When he set her down on her feet again, it took a moment for them both to recover, and they stood with their arms braced on each other’s shoulders for a while, still laughing. Eventually, they recovered, and each smiled into the other’s eyes for a moment.
“Why did you do that?” she asked, grinning.
“I have no idea,” James confessed. “Something always comes over me after I exercise. I feel so happy I cannot contain it. It always goes away after a while, don’t worry.”
Laria was almost hypnotized by him and the way his gaze moved from her eyes to her lips. She wanted to run her hands over his angular, square-jawed face and dig her hands into his thick dark hair. Then she would not have minded at all if he had taken her in his arms and kissed her senseless, but she came to her senses abruptly. She was being disloyal to Robbie by even thinking these things, and she had promised herself that she would never love another man.

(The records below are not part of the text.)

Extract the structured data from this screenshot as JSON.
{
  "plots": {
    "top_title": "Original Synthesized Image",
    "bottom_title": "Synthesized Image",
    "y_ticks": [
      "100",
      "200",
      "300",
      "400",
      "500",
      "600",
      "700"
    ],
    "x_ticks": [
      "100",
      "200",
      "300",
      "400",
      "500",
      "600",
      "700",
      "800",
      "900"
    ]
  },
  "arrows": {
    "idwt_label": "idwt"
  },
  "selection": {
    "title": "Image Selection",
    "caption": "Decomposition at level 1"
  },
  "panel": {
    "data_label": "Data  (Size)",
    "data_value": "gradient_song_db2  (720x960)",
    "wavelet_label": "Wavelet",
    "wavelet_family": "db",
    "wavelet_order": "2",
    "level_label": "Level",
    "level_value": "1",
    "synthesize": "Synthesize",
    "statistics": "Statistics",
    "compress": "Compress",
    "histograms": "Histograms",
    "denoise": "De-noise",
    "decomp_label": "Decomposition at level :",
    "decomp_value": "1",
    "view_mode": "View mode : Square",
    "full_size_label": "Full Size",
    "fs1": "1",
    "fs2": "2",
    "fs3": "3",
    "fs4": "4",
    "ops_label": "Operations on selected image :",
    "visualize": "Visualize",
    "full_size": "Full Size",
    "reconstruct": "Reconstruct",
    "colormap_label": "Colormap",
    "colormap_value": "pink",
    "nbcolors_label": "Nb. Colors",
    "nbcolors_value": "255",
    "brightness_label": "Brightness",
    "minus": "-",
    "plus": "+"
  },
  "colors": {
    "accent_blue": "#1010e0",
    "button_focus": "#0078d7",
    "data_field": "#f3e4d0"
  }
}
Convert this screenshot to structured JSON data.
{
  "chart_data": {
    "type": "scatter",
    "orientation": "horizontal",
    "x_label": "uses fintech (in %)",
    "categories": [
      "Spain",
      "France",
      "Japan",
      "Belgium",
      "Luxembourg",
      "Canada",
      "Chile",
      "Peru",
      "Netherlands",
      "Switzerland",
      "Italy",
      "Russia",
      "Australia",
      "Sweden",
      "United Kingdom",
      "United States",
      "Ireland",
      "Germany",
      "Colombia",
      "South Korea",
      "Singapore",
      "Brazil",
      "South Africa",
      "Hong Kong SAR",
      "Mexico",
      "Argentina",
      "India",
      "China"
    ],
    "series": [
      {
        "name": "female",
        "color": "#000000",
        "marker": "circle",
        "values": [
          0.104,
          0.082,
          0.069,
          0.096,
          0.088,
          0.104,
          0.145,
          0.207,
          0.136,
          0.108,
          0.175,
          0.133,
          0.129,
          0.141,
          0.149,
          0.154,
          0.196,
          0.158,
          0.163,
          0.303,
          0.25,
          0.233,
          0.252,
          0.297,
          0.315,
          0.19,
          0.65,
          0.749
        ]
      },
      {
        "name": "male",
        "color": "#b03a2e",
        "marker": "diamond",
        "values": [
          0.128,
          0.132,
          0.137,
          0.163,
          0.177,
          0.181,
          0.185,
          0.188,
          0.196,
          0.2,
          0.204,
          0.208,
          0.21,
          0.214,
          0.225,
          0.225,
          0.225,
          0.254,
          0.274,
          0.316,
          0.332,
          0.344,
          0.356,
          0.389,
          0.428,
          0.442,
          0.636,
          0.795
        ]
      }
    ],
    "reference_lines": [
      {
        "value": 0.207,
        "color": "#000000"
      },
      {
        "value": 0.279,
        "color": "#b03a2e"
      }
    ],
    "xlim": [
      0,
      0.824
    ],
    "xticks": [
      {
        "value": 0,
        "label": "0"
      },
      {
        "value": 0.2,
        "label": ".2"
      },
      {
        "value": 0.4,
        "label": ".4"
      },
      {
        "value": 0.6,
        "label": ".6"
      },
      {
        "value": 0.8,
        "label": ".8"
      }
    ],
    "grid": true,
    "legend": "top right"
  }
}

“I have to go,” Laria said hastily, then turned on her heel and walked away quickly back to the castle. She knew that she should be feeling guilty—James was courting Eloisa, after all—but somehow, she could not. She had despised him at first because she did not feel that he was right for Eloisa, and she still felt that way.
Yet it came to her suddenly that James was not a bad man, and if she had been searching for a husband, she would definitely have considered him as a possibility.
But I am not,she told herself firmly.No one can replace Robbie.